Po chwili robot przyleciał do niego z tacką kosmosłodyczy!

Najpierw Grześ spróbował cukierka w czerwono-niebieskie paski. Był jednocześnie gorący i zimny, smakował jak pyszne kakao i waniliowe lody, połączone w słodki koktajl!

Następny cukierek, po który sięgnął Grześ, był czarny w żółte kopki!

– Na tego uważaj! – rzekł Evan.

Kiedy Grześ rozgryzł cukierek, wyskoczyły z niego żelkowe dżdżownice i zaczęły się wić w ustach Grzesia! Owijały się Grzesiowi dookoła języka i zębów! Jednak smakowały jak maliny z truskawkami w śmietanie!

– Zjedz na koniec zieloną kosmomiętówkę – zaproponował Yao. – Dzięki niej będziesz mieć zdrowe zęby!

Kiedy Grześ rozgryzł ostatni cukierek, poczuł, jak wyskakują z niego małe, kosmate fluoroboty. Zrobiły kółko dookoła języka i zaczęły tańczyć! Przy pomocy maleńkich szczotek usuwały z zębów wszystkie resztki jedzenia!

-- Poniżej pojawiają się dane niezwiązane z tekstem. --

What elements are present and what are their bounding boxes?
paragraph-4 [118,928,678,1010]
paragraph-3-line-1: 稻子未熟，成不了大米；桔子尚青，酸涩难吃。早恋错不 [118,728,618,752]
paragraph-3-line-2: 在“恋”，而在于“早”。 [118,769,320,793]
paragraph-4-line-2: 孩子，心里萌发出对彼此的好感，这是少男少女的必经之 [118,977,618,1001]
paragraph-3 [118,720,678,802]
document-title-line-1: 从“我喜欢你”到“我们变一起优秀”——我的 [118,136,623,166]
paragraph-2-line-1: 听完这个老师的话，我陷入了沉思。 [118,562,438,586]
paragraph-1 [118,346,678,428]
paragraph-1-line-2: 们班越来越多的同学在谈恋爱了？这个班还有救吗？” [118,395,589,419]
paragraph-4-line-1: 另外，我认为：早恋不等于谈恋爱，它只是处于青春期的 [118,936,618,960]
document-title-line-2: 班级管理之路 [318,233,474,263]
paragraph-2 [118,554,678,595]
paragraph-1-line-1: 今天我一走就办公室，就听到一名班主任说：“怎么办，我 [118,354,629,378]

– To było super – westchnął Grześ. – Świetne jest też trójwymiarowe kino! Co oglądaliście, kiedy was przyszedłem?

– To nasza galaktyka. Nazywa się Droga Mleczna – wyjaśnił Yao. – I jest w niej 400 miliardów gwiazd!

– Tak jak Księżyc krąży dookoła Ziemi, albo Ziemia dookoła słońca, wszystkie gwiazdy krążą dookoła ogromnej czarnej dziury, która jest pośrodku! – dodał Evan.

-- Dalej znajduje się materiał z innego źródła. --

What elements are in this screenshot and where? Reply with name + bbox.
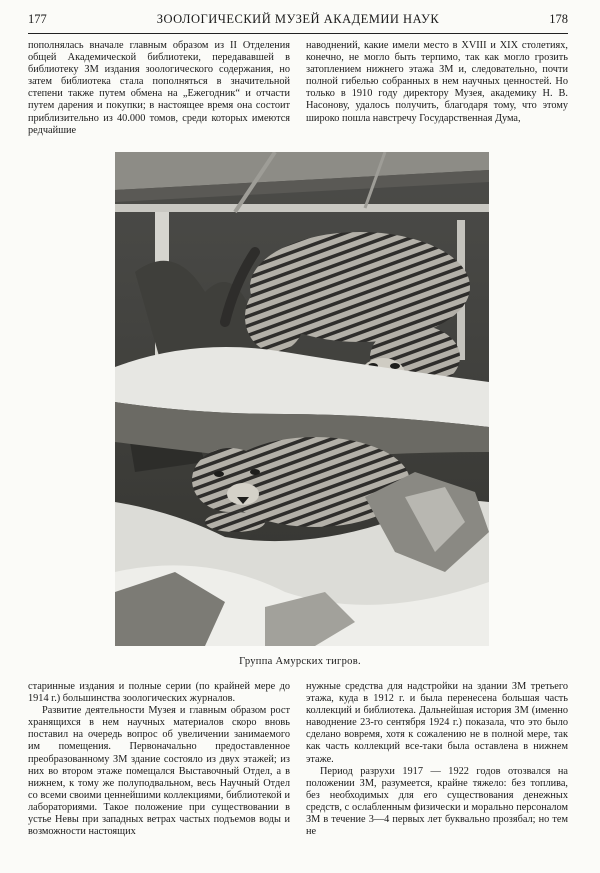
paragraph: нужные средства для надстройки на здании ЗМ третьего этажа, куда в 1912 г. и была перенесена большая часть коллекций и библиотека. Дальнейшая история ЗМ (именно наводнение 23-го сентября 1924 г.) показала, что это было сделано вовремя, хотя к сожалению не в полной мере, так как часть коллекций все-таки была оставлена в нижнем этаже. <box>306 681 568 765</box>
column-top-left <box>28 40 290 137</box>
column-bottom-left <box>28 681 290 838</box>
paragraph: старинные издания и полные серии (по крайней мере до 1914 г.) большинства зоологических журналов. <box>28 681 290 705</box>
tiger-photo <box>115 152 489 646</box>
column-bottom-right <box>306 681 568 838</box>
paragraph: пополнялась вначале главным образом из II Отделения общей Академической библиотеки, передававшей в библиотеку ЗМ издания зоологического содержания, но затем библиотека стала пополняться в значительной степени также путем обмена на „Ежегодник“ и отчасти путем дарения и покупки; в настоящее время она состоит приблизительно из 40.000 томов, среди которых имеются редчайшие <box>28 40 290 136</box>
header-rule <box>28 33 568 34</box>
page-number-left: 177 <box>28 12 47 26</box>
running-header <box>28 12 568 32</box>
figure-caption: Группа Амурских тигров. <box>239 656 361 667</box>
running-title: ЗООЛОГИЧЕСКИЙ МУЗЕЙ АКАДЕМИИ НАУК <box>156 12 440 26</box>
paragraph: Период разрухи 1917 — 1922 годов отозвался на положении ЗМ, разумеется, крайне тяжело: без топлива, без необходимых для его существования денежных средств, с ослабленным физически и морально персоналом ЗМ в течение 3—4 первых лет буквально прозябал; но тем не <box>306 765 568 838</box>
column-top-right <box>306 40 568 125</box>
page-number-right: 178 <box>549 12 568 26</box>
paragraph: наводнений, какие имели место в XVIII и XIX столетиях, конечно, не могло быть терпимо, так как могло грозить затоплением нижнего этажа ЗМ и, следовательно, почти полной гибелью собранных в нем научных ценностей. Но только в 1910 году директору Музея, академику Н. В. Насонову, удалось получить, благодаря тому, что этому широко пошла навстречу Государственная Дума, <box>306 40 568 124</box>
paragraph: Развитие деятельности Музея и главным образом рост хранящихся в нем научных материалов скоро вновь поставил на очередь вопрос об увеличении занимаемого им помещения. Первоначально предоставленное преобразованному ЗМ здание состояло из двух этажей; из них во втором этаже помещался Выставочный Отдел, а в нижнем, к тому же полуподвальном, весь Научный Отдел со всеми своими ценнейшими коллекциями, библиотекой и лабораториями. Такое положение при существовании в устье Невы при западных ветрах частых подъемов воды и возможности настоящих <box>28 705 290 838</box>
tiger-diorama-image <box>115 152 489 646</box>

– W galaktyce jest dużo niebezpieczeństw dla takiej małej planety, jak Ziemia – oznajmiła Salima. – Są siły, które mogą zniszczyć całą naszą planetę w ciągu 1 sekundy!

Salima zatrzymała na chwilę obraz i wskazała prawie puste miejsce. Świeciły tam tylko małe, pojedyncze gwiazdy.

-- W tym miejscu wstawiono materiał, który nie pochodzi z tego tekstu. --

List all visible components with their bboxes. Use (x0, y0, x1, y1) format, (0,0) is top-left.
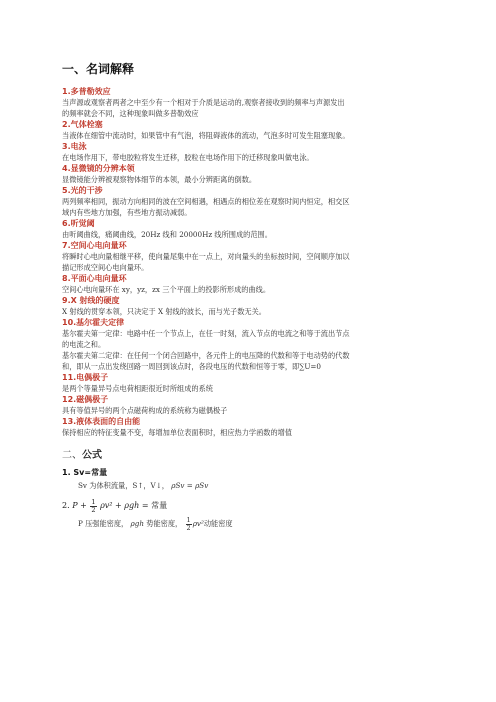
glossary-term: 3.电泳 (62, 142, 87, 151)
formula-2-desc-kinetic: 动能密度 (203, 519, 233, 528)
glossary-entry (62, 86, 454, 119)
glossary-term: 7.空间心电向量环 (62, 241, 127, 250)
formula-1 (62, 467, 454, 492)
formula-2 (62, 496, 454, 532)
glossary-term: 2.气体栓塞 (62, 120, 103, 129)
fraction-numerator: 1 (91, 497, 96, 506)
section-heading-formulas (62, 446, 454, 461)
formula-1-eq-right: ρSv (195, 481, 209, 490)
glossary-definition-line: 描记形成空间心电向量环。 (62, 263, 149, 272)
glossary-entry (62, 163, 454, 185)
document-content (62, 60, 454, 532)
glossary-entry (62, 141, 454, 163)
fraction-denominator: 2 (91, 505, 96, 514)
glossary-term: 1.多普勒效应 (62, 87, 111, 96)
glossary-definition-line: 当液体在细管中流动时，如果管中有气泡，将阻碍液体的流动，气泡多时可发生阻塞现象。 (62, 131, 350, 140)
formula-2-plus-1: + (80, 501, 87, 510)
formula-1-description (62, 479, 454, 492)
fraction-numerator: 1 (186, 515, 191, 524)
glossary-term: 8.平面心电向量环 (62, 274, 127, 283)
formula-2-pressure: P (72, 501, 78, 510)
formula-2-desc-kinetic-term: ρv² (192, 519, 204, 528)
glossary-definition-line: 保持相应的特征变量不变，每增加单位表面积时，相应热力学函数的增值 (62, 428, 293, 437)
glossary-definition-line: X 射线的贯穿本领，只决定于 X 射线的波长，而与光子数无关。 (62, 307, 266, 316)
glossary-entry (62, 240, 454, 273)
glossary-entry (62, 416, 454, 438)
formula-1-eq-left: ρSv (171, 481, 185, 490)
glossary-entry (62, 185, 454, 218)
glossary-entry (62, 394, 454, 416)
formula-2-desc-half-fraction (186, 517, 192, 532)
glossary-term: 4.显微镜的分辨本领 (62, 164, 135, 173)
formula-1-eq-sign: = (186, 481, 193, 490)
glossary-definition-line: 基尔霍夫第二定律：在任何一个闭合回路中，各元件上的电压降的代数和等于电动势的代数 (62, 351, 350, 360)
formula-2-desc-pressure: P 压强能密度， (78, 519, 129, 528)
glossary-term: 10.基尔霍夫定律 (62, 318, 125, 327)
formula-2-desc-potential: 势能密度， (144, 519, 183, 528)
formula-1-title: 1. Sv=常量 (62, 468, 108, 477)
formula-2-half-fraction (90, 499, 96, 514)
glossary-definition-line: 空间心电向量环在 xy，yz，zx 三个平面上的投影所形成的曲线。 (62, 285, 271, 294)
section-number: 二、 (62, 450, 82, 461)
formula-2-plus-2: + (115, 501, 122, 510)
formula-2-equation (62, 496, 454, 516)
glossary-definition-line: 域内有些地方加强，有些地方振动减弱。 (62, 208, 192, 217)
glossary-definition-line: 在电场作用下，带电胶粒将发生迁移，胶粒在电场作用下的迁移现象叫做电泳。 (62, 153, 314, 162)
glossary-definition-line: 的频率就会不同，这种现象叫做多普勒效应 (62, 109, 199, 118)
glossary-definition-line: 将瞬时心电向量相继平移，使向量尾集中在一点上，对向量头的坐标按时间，空间顺序加以 (62, 252, 350, 261)
glossary-definition-line: 基尔霍夫第一定律：电路中任一个节点上，在任一时刻，流入节点的电流之和等于流出节点 (62, 329, 350, 338)
formula-2-description (62, 516, 454, 532)
glossary-definition-line: 和，即从一点出发绕回路一周回到该点时，各段电压的代数和恒等于零，即∑U=0 (62, 362, 321, 371)
glossary-entry (62, 273, 454, 295)
glossary-term: 5.光的干涉 (62, 186, 103, 195)
glossary-term: 12.磁偶极子 (62, 395, 109, 404)
glossary-term: 11.电偶极子 (62, 373, 109, 382)
glossary-definition-line: 的电流之和。 (62, 340, 106, 349)
glossary-entry (62, 218, 454, 240)
formula-2-equals: = (141, 501, 149, 510)
formula-2-number: 2. (62, 501, 70, 510)
formula-2-desc-potential-term: ρgh (130, 519, 145, 528)
glossary-entry (62, 119, 454, 141)
glossary-entry (62, 372, 454, 394)
glossary-entry (62, 317, 454, 372)
glossary-definition-line: 是两个等量异号点电荷相距很近时所组成的系统 (62, 384, 213, 393)
formula-1-desc-text: Sv 为体积流量，S↑，V↓， (78, 481, 169, 490)
glossary-entry (62, 295, 454, 317)
glossary-definition-line: 显微镜能分辨被观察物体细节的本领，最小分辨距离的倒数。 (62, 175, 257, 184)
glossary-definition-line: 当声源或观察者两者之中至少有一个相对于介质是运动的,观察者接收到的频率与声源发出 (62, 98, 345, 107)
fraction-denominator: 2 (186, 523, 191, 532)
glossary-definition-line: 由听阈曲线，痛阈曲线，20Hz 线和 20000Hz 线所围成的范围。 (62, 230, 272, 239)
glossary-definition-line: 两列频率相同，振动方向相同的波在空间相遇，相遇点的相位差在观察时间内恒定，相交区 (62, 197, 350, 206)
formula-2-kinetic-term: ρv² (100, 501, 113, 510)
glossary-list (62, 86, 454, 438)
section-title: 公式 (82, 450, 102, 461)
formula-2-constant: 常量 (151, 501, 168, 510)
glossary-term: 9.X 射线的硬度 (62, 296, 120, 305)
section-heading-glossary: 一、名词解释 (62, 62, 135, 76)
glossary-definition-line: 具有等值异号的两个点磁荷构成的系统称为磁偶极子 (62, 406, 228, 415)
glossary-term: 6.听觉阈 (62, 219, 95, 228)
formula-2-potential-term: ρgh (124, 501, 140, 510)
glossary-term: 13.液体表面的自由能 (62, 417, 141, 426)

– Tu jest Słońce. Na szczęście Ziemia znajduje się w wyjątkowo spokojnym miejscu, w którym nie wybucha żadna gwiazda i jest bezpiecznie – rzekła.

– Ziemskie cukierki są chyba trochę lepsze niż te z Planety Robotów – odezwał się nagle Evan.

Wszyscy zaczęli się śmiać!

*   *   *

„Dobrze, że nasz dom na Ziemi jest w wyjątkowo spokojnym miejscu” – pomyślał Grześ, kiedy Robokrzyś teleportował go z powrotem, do rodziców, na Ziemię.